On this edition of Everyone, Critique! みんなで “クリティーク!”
I was debating on whether I should make it “Critique de ikimasho” but that feels odd. Hey, at least I can type it.
The odd part is, I have to google and confirm my katakana. Isn’t that odd? I can type in only a couple of kanji, know a third of hiragana, but can’t use katakana due to I’m a gaijin, so sounding out the word makes it difficult. Ku-ri-tii-ku. misread that, misspell that, and you get critical. kuritiikaru. I think.
*This is apparently, not a joke anymore.
I shall speak honestly about general critiquing guidelines and how to maintain polite behavior and a presence on the internet.
- Firstly, be polite.
- Secondly, offer several target points of what’s actually wrong. Here, we don’t even get a full detail of what’s actually wrong.
- Third, balance out the “good” and the “bad” in a simple fashion.
- Fourth, note the positives, they make people feel better.
Let’s go with an example.
Let’s say someone has a oddly drawn elbow.
If the whole arm down to the elbow is a mess, just tell them to practice on the whole concept of the arm. Practice makes perfect. Encourage them to practice.
If only the elbow is odd, then state that “the elbow is a bit off…”
If possible, make a suggestion on how to fix that, such as “make it sharper.”
The problem? No one knows how to follow these basic rules, and of course, because it’s the internet, they’re always right. ね？ いつでも、いつでも、同じ位の人。

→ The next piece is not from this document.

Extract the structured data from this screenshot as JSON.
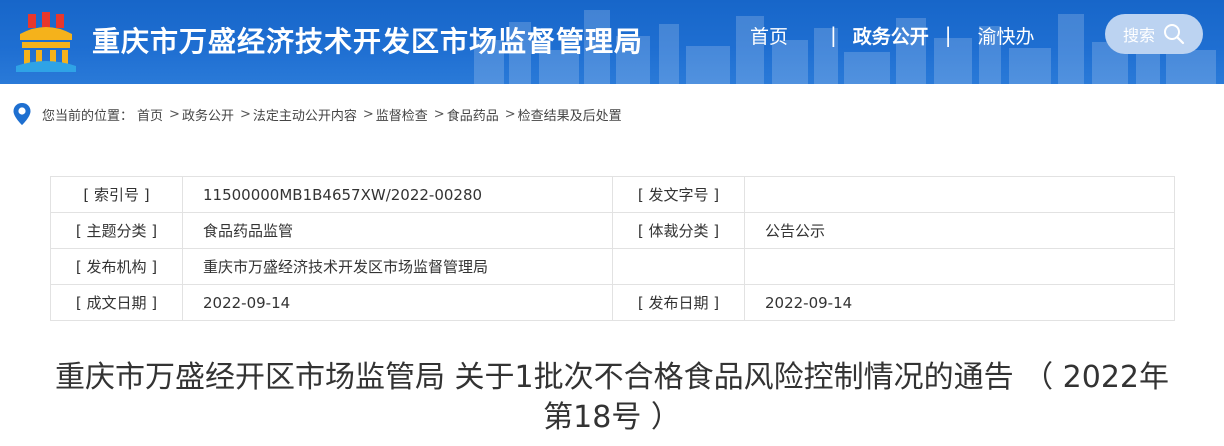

I’m tired of it. How hard is it to respond properly, how hard is it to read others?
I want to have faith in people, you know.

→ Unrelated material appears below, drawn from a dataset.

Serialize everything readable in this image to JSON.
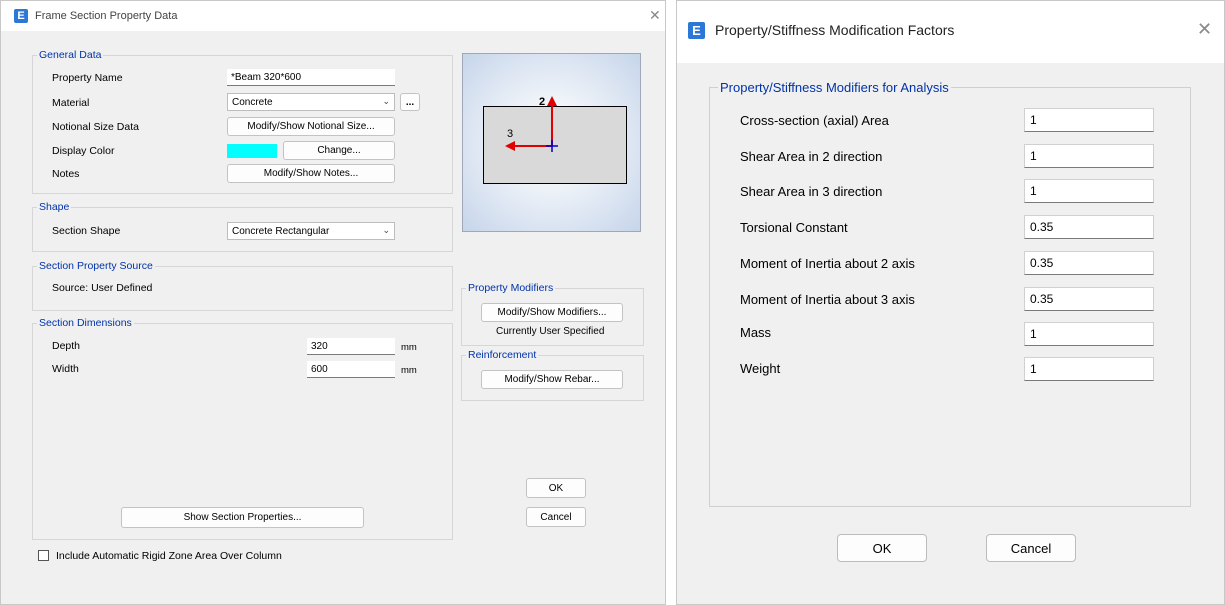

I want to know that we both can talk to people, knowing that we don’t need to TRY to explain ourselves. We mean what we mean. If you somehow can avoid questions, legitimate questions, then why do people talk to you? Why did you reach out to someone with a comment, or some other way, if you’re going to say stupid crap?
Likewise, why do people reach out, only to be rejected? Where the hell is the concept of “acceptance”? Can we simply not be who we are? Must we conform to other peoples’ ideals? To that, I say, no. I will never opt for that. Even if it could make me a millionaire. Well, actually… I probably would for a million.. I can get actual medical care, adopt numerous pets, get a nice house, and more. Obviously, I’d set some aside rather than squander it, and buy only what’s important. Mad money (or at least, treating it like it is) leads to ruination, I’ve heard and seen it happen.

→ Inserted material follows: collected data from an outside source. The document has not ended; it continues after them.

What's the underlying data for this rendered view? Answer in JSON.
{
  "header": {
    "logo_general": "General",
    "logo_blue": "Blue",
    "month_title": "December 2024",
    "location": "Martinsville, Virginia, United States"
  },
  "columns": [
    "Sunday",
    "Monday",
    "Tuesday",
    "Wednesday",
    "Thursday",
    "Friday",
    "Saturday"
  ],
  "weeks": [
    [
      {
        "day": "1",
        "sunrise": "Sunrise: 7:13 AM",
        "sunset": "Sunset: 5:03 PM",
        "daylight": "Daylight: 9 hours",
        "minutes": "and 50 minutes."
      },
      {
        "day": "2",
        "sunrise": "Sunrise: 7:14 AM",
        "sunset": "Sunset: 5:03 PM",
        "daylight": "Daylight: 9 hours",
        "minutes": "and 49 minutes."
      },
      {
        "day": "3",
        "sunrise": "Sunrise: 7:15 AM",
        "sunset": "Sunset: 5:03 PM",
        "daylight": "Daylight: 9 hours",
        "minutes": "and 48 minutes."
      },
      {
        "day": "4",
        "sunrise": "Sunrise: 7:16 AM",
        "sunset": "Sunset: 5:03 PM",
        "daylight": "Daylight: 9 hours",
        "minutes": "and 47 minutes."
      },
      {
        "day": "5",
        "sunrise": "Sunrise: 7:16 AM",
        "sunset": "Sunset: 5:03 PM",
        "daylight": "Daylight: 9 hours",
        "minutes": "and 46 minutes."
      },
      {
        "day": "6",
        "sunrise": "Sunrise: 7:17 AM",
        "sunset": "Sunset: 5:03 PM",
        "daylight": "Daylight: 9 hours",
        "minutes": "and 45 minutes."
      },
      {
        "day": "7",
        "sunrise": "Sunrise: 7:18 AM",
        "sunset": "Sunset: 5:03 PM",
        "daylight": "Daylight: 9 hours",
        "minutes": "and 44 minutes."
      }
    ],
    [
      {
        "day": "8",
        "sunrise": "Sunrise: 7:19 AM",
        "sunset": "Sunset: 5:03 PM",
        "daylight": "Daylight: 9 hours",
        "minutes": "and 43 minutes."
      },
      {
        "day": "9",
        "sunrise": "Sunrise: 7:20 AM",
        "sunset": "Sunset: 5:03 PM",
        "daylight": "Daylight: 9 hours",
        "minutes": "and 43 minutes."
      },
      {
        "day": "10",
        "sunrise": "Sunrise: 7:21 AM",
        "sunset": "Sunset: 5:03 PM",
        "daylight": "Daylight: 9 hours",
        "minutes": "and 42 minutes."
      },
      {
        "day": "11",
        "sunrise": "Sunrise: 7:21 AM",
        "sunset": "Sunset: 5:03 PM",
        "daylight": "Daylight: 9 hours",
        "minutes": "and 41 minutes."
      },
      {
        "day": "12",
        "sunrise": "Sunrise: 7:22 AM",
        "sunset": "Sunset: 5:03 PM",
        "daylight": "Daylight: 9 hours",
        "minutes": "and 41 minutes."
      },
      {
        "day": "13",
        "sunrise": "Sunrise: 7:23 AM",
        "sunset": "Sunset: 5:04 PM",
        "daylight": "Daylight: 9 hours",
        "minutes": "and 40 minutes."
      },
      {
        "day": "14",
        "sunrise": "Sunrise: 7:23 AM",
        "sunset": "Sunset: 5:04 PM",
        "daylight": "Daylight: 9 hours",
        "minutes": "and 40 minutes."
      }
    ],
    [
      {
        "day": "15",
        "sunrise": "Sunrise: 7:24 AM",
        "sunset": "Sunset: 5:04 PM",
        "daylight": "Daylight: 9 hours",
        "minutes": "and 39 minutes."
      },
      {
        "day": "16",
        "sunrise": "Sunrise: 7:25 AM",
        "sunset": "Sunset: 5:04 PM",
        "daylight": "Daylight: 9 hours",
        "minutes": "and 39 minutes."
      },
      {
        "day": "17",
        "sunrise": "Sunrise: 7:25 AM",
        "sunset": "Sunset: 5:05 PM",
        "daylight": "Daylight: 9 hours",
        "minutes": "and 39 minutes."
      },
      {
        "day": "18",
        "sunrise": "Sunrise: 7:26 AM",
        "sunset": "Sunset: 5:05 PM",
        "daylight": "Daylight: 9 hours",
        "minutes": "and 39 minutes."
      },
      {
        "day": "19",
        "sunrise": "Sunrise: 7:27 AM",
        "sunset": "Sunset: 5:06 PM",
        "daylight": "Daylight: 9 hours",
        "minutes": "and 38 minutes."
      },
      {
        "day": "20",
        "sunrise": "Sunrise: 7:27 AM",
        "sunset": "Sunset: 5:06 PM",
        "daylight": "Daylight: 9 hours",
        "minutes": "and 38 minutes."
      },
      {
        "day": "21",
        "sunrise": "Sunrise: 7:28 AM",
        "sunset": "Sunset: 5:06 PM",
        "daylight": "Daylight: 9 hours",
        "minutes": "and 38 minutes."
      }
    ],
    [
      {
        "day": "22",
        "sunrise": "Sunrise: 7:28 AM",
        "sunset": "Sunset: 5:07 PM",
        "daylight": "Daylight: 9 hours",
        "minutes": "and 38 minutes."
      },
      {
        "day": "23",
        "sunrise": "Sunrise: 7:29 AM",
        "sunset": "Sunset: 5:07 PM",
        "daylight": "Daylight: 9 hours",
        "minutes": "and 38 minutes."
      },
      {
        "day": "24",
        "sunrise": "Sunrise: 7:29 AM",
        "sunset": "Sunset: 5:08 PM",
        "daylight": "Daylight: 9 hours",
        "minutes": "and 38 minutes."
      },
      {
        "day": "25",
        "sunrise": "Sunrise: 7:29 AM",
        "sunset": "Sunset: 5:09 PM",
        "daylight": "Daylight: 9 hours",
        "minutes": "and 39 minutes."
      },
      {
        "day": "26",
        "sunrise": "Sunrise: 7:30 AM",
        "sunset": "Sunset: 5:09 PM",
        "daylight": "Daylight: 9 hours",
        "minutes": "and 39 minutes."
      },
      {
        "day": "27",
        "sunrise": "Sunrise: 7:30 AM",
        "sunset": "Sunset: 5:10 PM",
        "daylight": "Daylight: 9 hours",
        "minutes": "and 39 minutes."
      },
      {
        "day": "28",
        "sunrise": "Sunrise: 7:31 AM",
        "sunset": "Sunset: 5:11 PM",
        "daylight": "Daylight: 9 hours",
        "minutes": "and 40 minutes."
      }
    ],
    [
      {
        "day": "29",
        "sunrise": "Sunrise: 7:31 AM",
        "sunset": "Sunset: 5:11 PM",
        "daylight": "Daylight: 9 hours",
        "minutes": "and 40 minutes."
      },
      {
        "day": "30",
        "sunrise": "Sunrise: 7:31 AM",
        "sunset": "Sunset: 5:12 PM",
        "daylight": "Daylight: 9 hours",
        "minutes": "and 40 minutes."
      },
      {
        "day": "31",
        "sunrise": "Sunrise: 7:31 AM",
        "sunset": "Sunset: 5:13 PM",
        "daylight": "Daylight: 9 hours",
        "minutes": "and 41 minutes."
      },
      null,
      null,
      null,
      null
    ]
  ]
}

In regards to critique relating to ART.
It’s just art. There are bad art-related people who get a high off of what they do, and they even have an ego. That’s the type I consider rotten. There are many terrible people with talent, that’s just the sick truth this reality contains. I’m sick of that truth, but we can’t change it. This world will always operate with that fact. Entitled people will exist.
Tomorrow, I’ll make one about writing, because, why not? I’m going to cover all basic arts over a week. I thought the title was supposed to be poking fun at weebs and a joke, but it looks like I signed up for more.
In the end, I want to know that people can still be humans, not these sad excuses for humans.
I don’t want to know a world where people who are in their 20’s, and 30’s, wanting to be Kirito. Yes, there are 2X year olds wanting to be Kirito, and that is not a joke. I WISH IT WERE.
Also, here’s an image of my hand, and the tablet I use for drawing.
People with these meat hands struggle to do and enjoy the simpler things in life!
Notice how I have chunky thighs. My goal is to reach Chun Li’s level. Also, anime characters are rarely hairy. I feel so ostracized….
This month has been oddly fate orientated. Ironically will continue it.
This version of Artoria is really pretty, initially a coloring test. It turned into something amazing!